I searched and it looked like no one had posted this before, so here it is. Trig without tears is an awesome site in which some guy explains trigonometry, from the basic functions of sine and cosine to the double and half angle identities. The interesting part is that the author, who believes it is wrong to use memorization as a substitute for thinking and disagrees with the memorization-based approach to identities regularly found in school, instead teaches you how to develop the identities in a way that is easy to follow and remember. I wish I had read this when I was taking pre-calculus last summer.

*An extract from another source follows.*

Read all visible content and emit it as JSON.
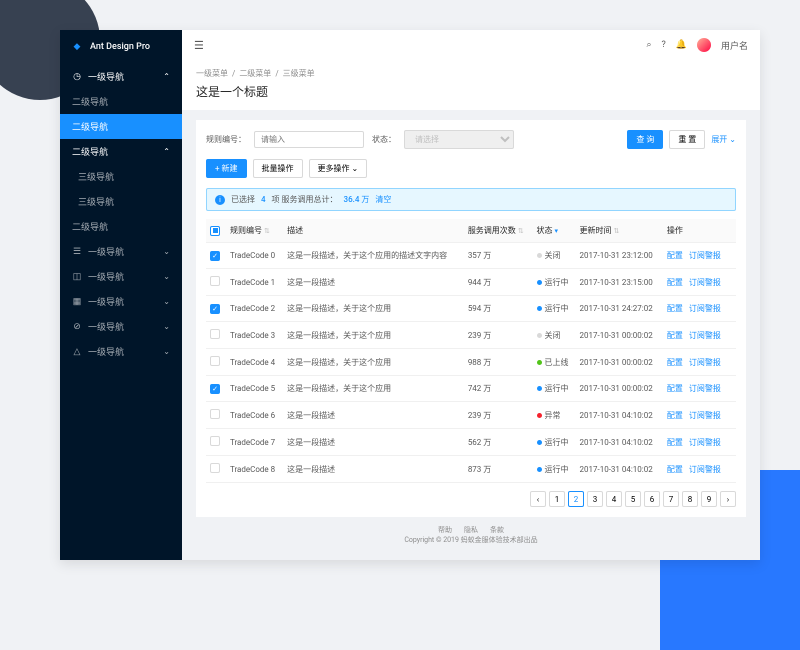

It's great! ^.^

2. Apr 19, 2008

### soahamcauchy

thanks man...i feel trig is easy now

3. May 14, 2008

### DeanBH

Rofl.

IP check these guys £100 says that theyre the same person.

4. May 14, 2008

### cristo

Staff Emeritus
I'll PM you the address to send my £100 cheque to

5. Jul 28, 2008

### Herodotus

Love the approach

6. Sep 8, 2008

### physics_mania

Any more tips?

7. Sep 8, 2008

### physics_mania

Could you please give me another website, so I can have more of a reference point?

8. Sep 8, 2008

### physics_mania

Cristooooooo Any more tips?

9. Sep 8, 2008

### cristo

Staff Emeritus
Erm... I'm not sure what you mean!

10. Dec 13, 2009

### Greek2Me64

11. Mar 11, 2010

### physics_pupil

great work! trig is much more fun this way!

12. Aug 13, 2010

### QuarkCharmer

Wow thanks! That first link is pretty spiffy.

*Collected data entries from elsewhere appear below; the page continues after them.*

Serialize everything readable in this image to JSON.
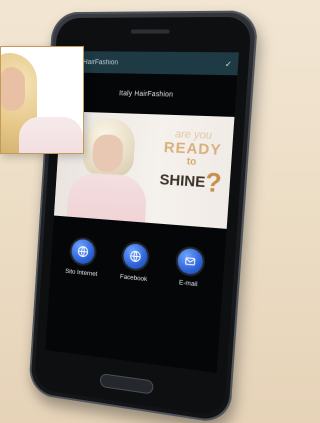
{
  "app": {
    "status_title": "HairFashion"
  },
  "screen": {
    "brand": "Italy HairFashion",
    "tagline": {
      "line1": "are you",
      "line2": "READY",
      "line3": "to",
      "line4": "SHINE",
      "mark": "?"
    },
    "actions": [
      {
        "label": "Sito Internet",
        "icon": "globe-icon"
      },
      {
        "label": "Facebook",
        "icon": "globe-icon"
      },
      {
        "label": "E-mail",
        "icon": "mail-icon"
      }
    ]
  },
  "colors": {
    "background": "#efe1cc",
    "phone_body": "#1f2226",
    "status_bar": "#1e3a44",
    "action_blue": "#2d63d6",
    "card_border": "#c39a57"
  }
}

I actually enjoyed reading the first few pages of the OP's link as well. It seems perfectly informative to me.

13. Oct 7, 2010

### dougouk

hey, just wanted to say thanks.
Didn't really try out the site yet but I book marked it in plan for next sem.
Should help me in calculus right ^^

14. Nov 18, 2010

### dkotschessaa

Thanks for this resource. I finished my Algebra studies yesterday and I'm waiting for a trig book to come in the mail. This will serve in the meantime.

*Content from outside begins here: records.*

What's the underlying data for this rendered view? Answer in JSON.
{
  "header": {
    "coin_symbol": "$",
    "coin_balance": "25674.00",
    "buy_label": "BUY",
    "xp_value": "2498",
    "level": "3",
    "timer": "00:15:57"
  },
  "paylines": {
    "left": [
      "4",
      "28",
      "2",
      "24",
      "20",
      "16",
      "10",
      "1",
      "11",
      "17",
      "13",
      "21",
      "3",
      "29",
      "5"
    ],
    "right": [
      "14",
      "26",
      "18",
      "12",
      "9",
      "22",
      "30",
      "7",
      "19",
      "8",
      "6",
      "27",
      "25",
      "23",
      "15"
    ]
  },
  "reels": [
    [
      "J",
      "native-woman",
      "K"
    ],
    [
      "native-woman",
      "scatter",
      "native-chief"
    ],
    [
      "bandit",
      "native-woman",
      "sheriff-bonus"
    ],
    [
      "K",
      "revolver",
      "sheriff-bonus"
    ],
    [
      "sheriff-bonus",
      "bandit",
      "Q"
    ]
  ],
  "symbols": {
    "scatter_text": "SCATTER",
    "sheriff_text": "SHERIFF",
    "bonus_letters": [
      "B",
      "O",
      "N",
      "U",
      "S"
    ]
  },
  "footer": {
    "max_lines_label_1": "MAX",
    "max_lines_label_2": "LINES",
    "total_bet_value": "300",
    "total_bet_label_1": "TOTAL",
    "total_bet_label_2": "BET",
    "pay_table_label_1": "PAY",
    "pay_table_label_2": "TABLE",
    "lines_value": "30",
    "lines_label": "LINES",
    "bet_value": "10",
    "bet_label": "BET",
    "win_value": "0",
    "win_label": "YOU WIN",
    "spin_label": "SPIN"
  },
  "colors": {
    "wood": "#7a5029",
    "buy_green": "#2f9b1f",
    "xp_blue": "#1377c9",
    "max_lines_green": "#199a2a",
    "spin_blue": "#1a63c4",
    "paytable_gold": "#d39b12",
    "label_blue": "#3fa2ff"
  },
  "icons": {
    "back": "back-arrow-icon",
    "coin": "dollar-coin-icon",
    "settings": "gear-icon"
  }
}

Only thing missing - I need some problems to solve! Can anybody help me out?

-DaveKA

15. Nov 18, 2010

### stevenb

A good trig identity tip is that if you ever run into trouble doing (or remembering) a trig identity, you can always fall back on the following two Euler relations.

$$\cos x ={{e^{i x}+e^{-i x}}\over{2}}$$

$$\sin x ={{e^{i x}-e^{-i x}}\over{2 i}}$$

where i is the square root of negative one.

For example, take the famous one,

$$\sin ^2 x+\cos ^2 x =1$$

plug in the relations and one gets

$${{(e^{i x}+e^{-i x})^2-(e^{i x}-e^{-i x})^2}\over{4}} =1$$

$${{(e^{2i x}+2+e^{-2i x})-(e^{2i x}-2+e^{-2i x})}\over{4}} =1$$

$${{4}\over{4}} =1$$

$$1 =1$$

Last edited by a moderator: Dec 3, 2010